The Anglo Luchador
You’re growing tired of me.
Flashes from cellphones flickered like stars in the night sky from the stands in Arena del Angel. San Luis Potosi didn’t expect The Anglo Luchador. Neither did the staff at HLL Uno. None of it was on the runsheet – not the entrance, the tirade, the appearance of El Monolito, none of it. Yet the crowd ate it up like a Sunday evening mole. Their deflation when the referees and young boys finally separated the two, the former PRIME Intense Champion and a mountain of humanity, more malice and granite than man, was a facsimile of a space station airlock sucking the artificial atmosphere into the frigid vacuum of the nothingness between planets and stars. Old school promoters might have given the kneejerk reaction that not letting the two fight “killed the territory.” No one would be quite sure until the largest lucha libre promotion in Mexico returned to SLP, but that episode of the weekly flagship program featured a limp crowd lifting tepid voices.
If you ask anyone sitting with a sightline on the luchador, they noticed something different.
“His eyes,” Juan Cordova remarked to someone doing a recap for RingDispatch.com, “When all those people were covering him, like wasps on a hornet, man, he looked… scared.”
And all the things I don’t talk about.
The “Nuzzle Lord” disgusted him even before he stepped in front of the camera in an official capacity.

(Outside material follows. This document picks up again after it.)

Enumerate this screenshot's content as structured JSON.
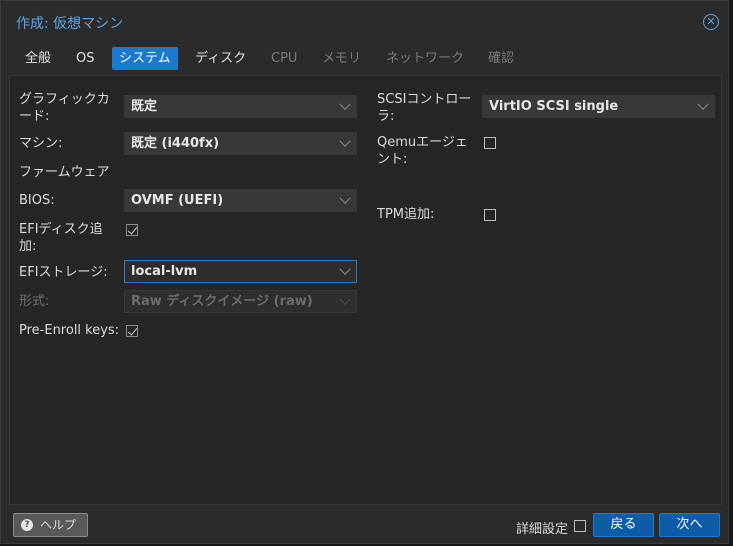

Parents – maybe dads less so than moms – know the concept of personal space is null and void until rambunctious children become moody teenagers. The idea of a grown man soliciting twee nuzzles from strangers made his skin crawl, even before fog began to roll onto his brain from the dark waters of evil intrusive thoughts.
It was one thing to be creepy, he thought. Disingenuous was another. The whole world saw the way his incel smarm turned into school-shooter aggression with his participation in the continued assault on the Tag Champions. The nerve afterwards, laundering his image with “DJ Tristy-Crispy.” Sicko shit, plain and simple. A man like that didn’t deserve praise, even ironically. A man like that deserved a one-way ticket to the ICU.
He knew it wasn’t a reward, not after Mexico. It wasn’t punishment either. Lindsay Troy and Thomas Battaglia didn’t see eye-to-eye all the time, but there was respect between the two. Sure, maybe it was the kind of respect a brother and sister had for each other even as they took turns shrieking insults and invective at each other before slamming their respective bedroom doors. But no matter how he thought at his darkest, the reality was that there was no hate between the two. The same couldn’t be said for Troy and the apostate Love Convoy or the Hallmark Journey, or whatever stupid, extraneous nickname they’d coined this week.
It was coincidence. Serendipitous coincidence.
Sorry I don’t want your touch. It’s not that I don’t want you.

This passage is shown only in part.